Nuvem de fumaça durante incêndio em área da Floresta Amazônica perto de Porto Velho, em 21 de agosto de 2019. - Reuters/Ueslei Marcelino/Direitos reservados / EBC
Nuvem de fumaça durante incêndio em área da Floresta Amazônica perto de Porto Velho, em 21 de agosto de 2019. – Reuters/Ueslei Marcelino/Direitos reservados, in Agência Brasil

 

Macbeth shall never vanquished be until great Birnam Wood to high Dunsinane Hill shall come against him”.

 

[EcoDebate] Nesta semana, um texto atribuído a Tarso de Melo, intitulado “A queda do céu”, no qual o autor comenta, de forma poética, os efeitos das queimadas na Amazônia sentidos pelos moradores da cidade de São Paulo, terminava com uma advertência: “a floresta vem visitar, vem avisar. Vai cair o céu”. Não pude deixar de associar o aviso ao vaticínio feito por um dos espíritos conjurados pelas bruxas consultadas por Macbeth e que transcrevi em epígrafe: “Macbeth jamais será vencido até que a grande Floresta de Brinam vá até as alturas do Monte Dunsinane”.

Não é necessário explicitar as óbvias semelhanças entre a tragédia shakespeariana e a desgraça brasileira, iniciada em 2016. Talvez registrar que esta supera aquela em termos de traições, vilania e torpeza. Menciono a profecia citada apenas para relembrar que Macbeth foi vencido, porque a floresta terminou indo ao seu encontro.

Em dezembro de 2017, o então candidato Jair Bolsonaro declarou, em Manaus, que o Brasil dificilmente manteria sua soberania sobre a Amazônia e que, para salvar ao menos uma parte dela, seria necessário firmar parcerias com países como os Estados Unidos, para a exploração de recursos minerais, projeto que passaria, necessariamente, pelo avanço nos territórios indígenas demarcados e retirada da cobertura vegetal. A campanha de Bolsonaro se manteve no mesmo diapasão até a eleição: reserva indígena é zoológico, o problema da Amazônia são as ONGs, vamos explorar nióbio e outras pérolas que foram, digamos, devidamente assimiladas pelos destinatários.

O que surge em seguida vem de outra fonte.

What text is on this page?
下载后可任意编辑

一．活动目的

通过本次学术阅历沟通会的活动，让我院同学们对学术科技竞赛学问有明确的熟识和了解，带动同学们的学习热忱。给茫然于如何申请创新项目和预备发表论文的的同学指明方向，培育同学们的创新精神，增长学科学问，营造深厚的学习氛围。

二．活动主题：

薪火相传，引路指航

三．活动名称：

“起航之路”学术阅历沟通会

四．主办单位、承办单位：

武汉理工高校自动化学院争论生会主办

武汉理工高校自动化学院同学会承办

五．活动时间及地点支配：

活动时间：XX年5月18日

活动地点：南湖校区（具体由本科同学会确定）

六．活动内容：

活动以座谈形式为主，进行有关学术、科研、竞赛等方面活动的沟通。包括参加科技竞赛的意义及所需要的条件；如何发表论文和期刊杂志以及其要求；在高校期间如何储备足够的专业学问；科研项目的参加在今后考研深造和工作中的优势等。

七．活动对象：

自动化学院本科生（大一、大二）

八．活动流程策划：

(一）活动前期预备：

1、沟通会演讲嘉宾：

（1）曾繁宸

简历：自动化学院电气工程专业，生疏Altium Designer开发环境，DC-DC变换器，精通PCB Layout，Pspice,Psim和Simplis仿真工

Pouco depois de empossado e após visita aos Estados Unidos, Bolsonaro afirmou, em entrevista à emissora de rádio Jovem Pan, que tratou com Donald Trump a abertura da exploração da região amazônica em parceria com os Estados Unidos:

Quando estive agora com Trump, conversei com ele que quero abrir para ele explorar a região amazônica em parceria. Como está, nós vamos perder a Amazônia, aquela área é vital para o mundo”.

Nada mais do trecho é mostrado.